Sahil kenarı iyi olabilirdi. Kitabı kapattım. Kapıdan çıkarken evi iyice dinledim. Herkes uyuyordu. Merdivenleri ikişer üçer inerken olabildiğince ses çıkartmamaya çalışıyordum. Arabaya bindiğimde kitabı yan koltuğa koydum. Güçlerimi kullanabilirdim. Ama her yerinde normal insanların olduğu bir şehirde yaşıyordum. Benim için olmasa da onların akıl sağlığı için güçlerimi kimsenin beni görmediği yerlerde kullanmayı tercih ediyordum.

Hızlı bir yolculuktan sonra sahil kenarına ulaşmıştım. Arabadan indiğimde yüzüme çarpan soğuk hava ile titredim. Ve yosun kokusu kısa bir an midemi bulandırdı. Normalde yosun kokusu beni rahatsız etmezdi. Ama stresliydim. Ve stres beni başka birine dönüştürüyordu.

Kumların üzerine oturup kitabı açtım. İçimdeki sıkıntıdan kurrulacak bir şeyler aradım kitapta. Ama her satır beni daha büyük bir girdabın içine attı. Her sayfa keşke kafamda kurduklarım doğru olsun dememe neden oldu. Ama ne kitapta yazanlar değişti ne de ben daha iyi bir hâle geldim.

Bitkin bir şekilde kitabı kapattım. Bütün vücudum buz kesmişti. Hareket edemiyordum. Tepki vermek istiyordum. Ama sanki bir yerimi hareket ettirsem ölecekmişim gibi hissediyordum. Sanki gözümdeki yaşlar bile akamıyordu. Görüşüm bulanıktı. Ama yaşlar bir türlü gözlerimden ayrılmıyordu.

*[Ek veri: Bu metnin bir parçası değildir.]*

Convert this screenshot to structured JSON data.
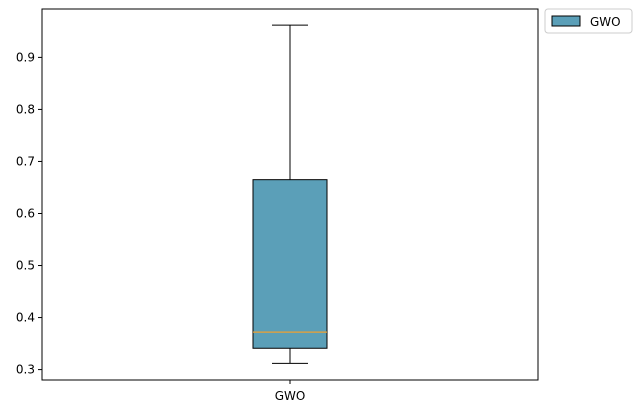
{
  "chart_data": {
    "type": "box",
    "title": "",
    "xlabel": "",
    "ylabel": "",
    "categories": [
      "GWO"
    ],
    "series": [
      {
        "name": "GWO",
        "color": "#5b9fb8",
        "median_color": "#f0a030",
        "whisker_low": 0.312,
        "q1": 0.341,
        "median": 0.372,
        "q3": 0.665,
        "whisker_high": 0.962
      }
    ],
    "ylim": [
      0.28,
      0.993
    ],
    "yticks": [
      0.3,
      0.4,
      0.5,
      0.6,
      0.7,
      0.8,
      0.9
    ],
    "ytick_labels": [
      "0.3",
      "0.4",
      "0.5",
      "0.6",
      "0.7",
      "0.8",
      "0.9"
    ],
    "grid": false,
    "legend": {
      "placement": "outside-top-right",
      "entries": [
        "GWO"
      ]
    }
  }
}
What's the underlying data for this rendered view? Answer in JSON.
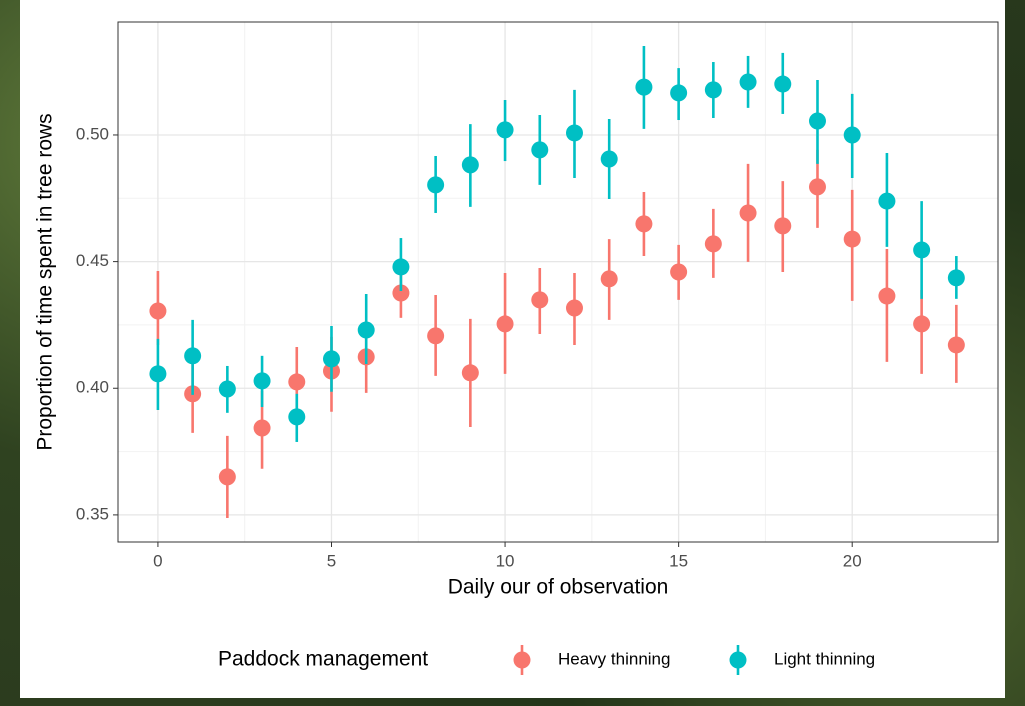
{
  "chart_data": {
    "type": "pointrange",
    "x_label": "Daily our of observation",
    "y_label": "Proportion of time spent in tree rows",
    "legend_title": "Paddock management",
    "x": [
      0,
      1,
      2,
      3,
      4,
      5,
      6,
      7,
      8,
      9,
      10,
      11,
      12,
      13,
      14,
      15,
      16,
      17,
      18,
      19,
      20,
      21,
      22,
      23
    ],
    "series": [
      {
        "name": "Heavy thinning",
        "color": "#f8766d",
        "values": [
          0.4305,
          0.3978,
          0.365,
          0.3843,
          0.4025,
          0.4068,
          0.4124,
          0.4376,
          0.4207,
          0.4061,
          0.4254,
          0.4349,
          0.4317,
          0.4432,
          0.4649,
          0.4459,
          0.457,
          0.4692,
          0.4641,
          0.4795,
          0.4589,
          0.4364,
          0.4254,
          0.4171
        ],
        "lower": [
          0.4171,
          0.3824,
          0.3488,
          0.3682,
          0.3879,
          0.3907,
          0.3982,
          0.4278,
          0.4049,
          0.3847,
          0.4057,
          0.4214,
          0.4171,
          0.427,
          0.4522,
          0.4349,
          0.4436,
          0.4499,
          0.4459,
          0.4633,
          0.4345,
          0.4104,
          0.4057,
          0.4021
        ],
        "upper": [
          0.4463,
          0.4112,
          0.3812,
          0.399,
          0.4163,
          0.4203,
          0.4266,
          0.4455,
          0.4368,
          0.4274,
          0.4455,
          0.4475,
          0.4455,
          0.4589,
          0.4775,
          0.4566,
          0.4708,
          0.4886,
          0.4818,
          0.4941,
          0.4783,
          0.455,
          0.4388,
          0.4329
        ]
      },
      {
        "name": "Light thinning",
        "color": "#00bfc4",
        "values": [
          0.4057,
          0.4128,
          0.3997,
          0.4029,
          0.3887,
          0.4116,
          0.423,
          0.4479,
          0.4803,
          0.4882,
          0.502,
          0.4941,
          0.5008,
          0.4905,
          0.5189,
          0.5166,
          0.5178,
          0.5209,
          0.5201,
          0.5055,
          0.5,
          0.4739,
          0.4546,
          0.4436
        ],
        "lower": [
          0.3914,
          0.3974,
          0.3903,
          0.3926,
          0.3788,
          0.3986,
          0.4096,
          0.4384,
          0.4692,
          0.4716,
          0.4897,
          0.4803,
          0.483,
          0.4747,
          0.5024,
          0.5059,
          0.5067,
          0.5107,
          0.5083,
          0.4886,
          0.483,
          0.4558,
          0.4353,
          0.4353
        ],
        "upper": [
          0.4195,
          0.427,
          0.4088,
          0.4128,
          0.3978,
          0.4246,
          0.4372,
          0.4593,
          0.4917,
          0.5043,
          0.5138,
          0.5079,
          0.5178,
          0.5063,
          0.5351,
          0.5264,
          0.5288,
          0.5312,
          0.5324,
          0.5217,
          0.5162,
          0.4929,
          0.4739,
          0.4522
        ]
      }
    ],
    "xlim": [
      -1.15,
      24.2
    ],
    "xticks": [
      0,
      5,
      10,
      15,
      20
    ],
    "ylim": [
      0.3393,
      0.5446
    ],
    "yticks": [
      0.35,
      {
        "value": 0.4,
        "label": "0.40"
      },
      0.45,
      {
        "value": 0.5,
        "label": "0.50"
      }
    ],
    "grid": true,
    "legend_position": "bottom"
  }
}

Titrek bir nefes çektim içime. O azıcık nefes yıktı içimdeki bütün bariyerleri. İlk gözlerimden yaşlar akmaya başladı. Yaşlar hızlandıkça önümdeki deniz hareketlendi. Ağlamam daha da şiddetlenirken ellerimle yüzümü kapattım. Neden diye haykırmak geliyordu içimden. Sırf bu sorunun cevabı için hayatımdaki bütün soruların cevaplarını almamış olmayı diledim.

Güçlerim olabilirdi. Ama ne geleceğe hükmedebiliyordum ne de geçmişe. Kontrol edebildiğim tek şey şimdiydi. Diğer insanlardan farkım yoktu aslında. Elli'lerde yaşayan bir ikibin'li gibiydim. Ne azı ne fazlası.

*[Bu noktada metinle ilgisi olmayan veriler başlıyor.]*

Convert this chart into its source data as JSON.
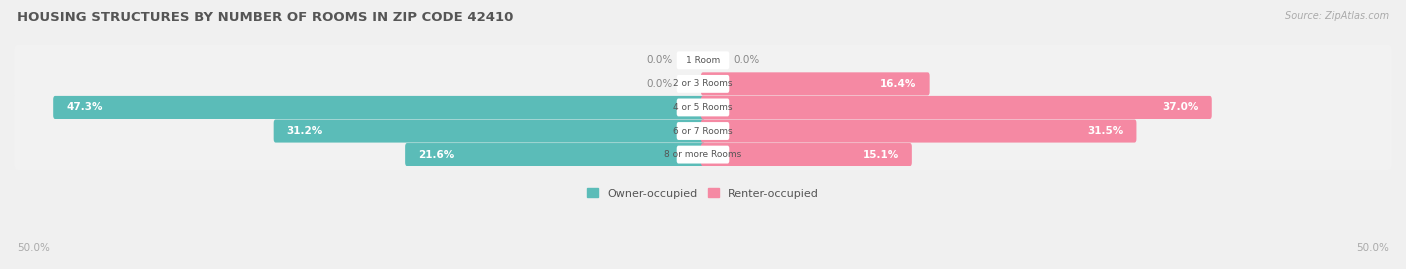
{
  "title": "HOUSING STRUCTURES BY NUMBER OF ROOMS IN ZIP CODE 42410",
  "source": "Source: ZipAtlas.com",
  "categories": [
    "1 Room",
    "2 or 3 Rooms",
    "4 or 5 Rooms",
    "6 or 7 Rooms",
    "8 or more Rooms"
  ],
  "owner_values": [
    0.0,
    0.0,
    47.3,
    31.2,
    21.6
  ],
  "renter_values": [
    0.0,
    16.4,
    37.0,
    31.5,
    15.1
  ],
  "owner_color": "#5bbcb8",
  "renter_color": "#f589a3",
  "bg_color": "#f0f0f0",
  "row_bg_color": "#f7f7f7",
  "xlim": 50.0,
  "x_axis_left_label": "50.0%",
  "x_axis_right_label": "50.0%"
}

Önümdeki denizin birden şiddeti kesildi. Durulan denize baktım. Sonra da kendime. Kızgınlığım kızımın ve Seth'in ölecek olmasına değildi. Bu sonsuz hayata hapsolmuş olmamdı. Sinirlenmem yersizdi. Tek yapacağım kızımın ömrünün kısalmasını önlemekti. Hızlıca yerimden kalktım. Kitabı elime aldım. Mutlaka bir yolu olmalıydı.

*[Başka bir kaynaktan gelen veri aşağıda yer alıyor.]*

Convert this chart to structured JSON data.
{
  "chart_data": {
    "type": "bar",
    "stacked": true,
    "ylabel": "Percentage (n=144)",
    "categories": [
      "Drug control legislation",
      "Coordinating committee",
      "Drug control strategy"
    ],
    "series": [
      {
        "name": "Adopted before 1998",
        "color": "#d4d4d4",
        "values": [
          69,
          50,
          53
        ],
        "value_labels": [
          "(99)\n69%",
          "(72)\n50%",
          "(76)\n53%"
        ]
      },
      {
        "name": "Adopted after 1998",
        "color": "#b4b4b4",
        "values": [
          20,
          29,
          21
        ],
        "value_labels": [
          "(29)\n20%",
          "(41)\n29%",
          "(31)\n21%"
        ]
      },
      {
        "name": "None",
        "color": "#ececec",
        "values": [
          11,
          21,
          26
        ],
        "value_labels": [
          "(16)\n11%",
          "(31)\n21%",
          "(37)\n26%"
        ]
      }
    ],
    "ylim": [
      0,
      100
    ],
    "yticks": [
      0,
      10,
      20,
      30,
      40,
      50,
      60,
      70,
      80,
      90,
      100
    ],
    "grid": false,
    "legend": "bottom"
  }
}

Geçmişe her gittiğinde kendinden bir yıl kaybediyordu. Bunu nasıl yaptığını anlarsam belki engelleyebilirdim. Arabaya bindiğimde kitabı tekrardan okudum. Her kelimeyi her satırı atlamadan. Kafam çok doluydu. İkinci okuyuşumda ancak bulabilmiştim istediğimi.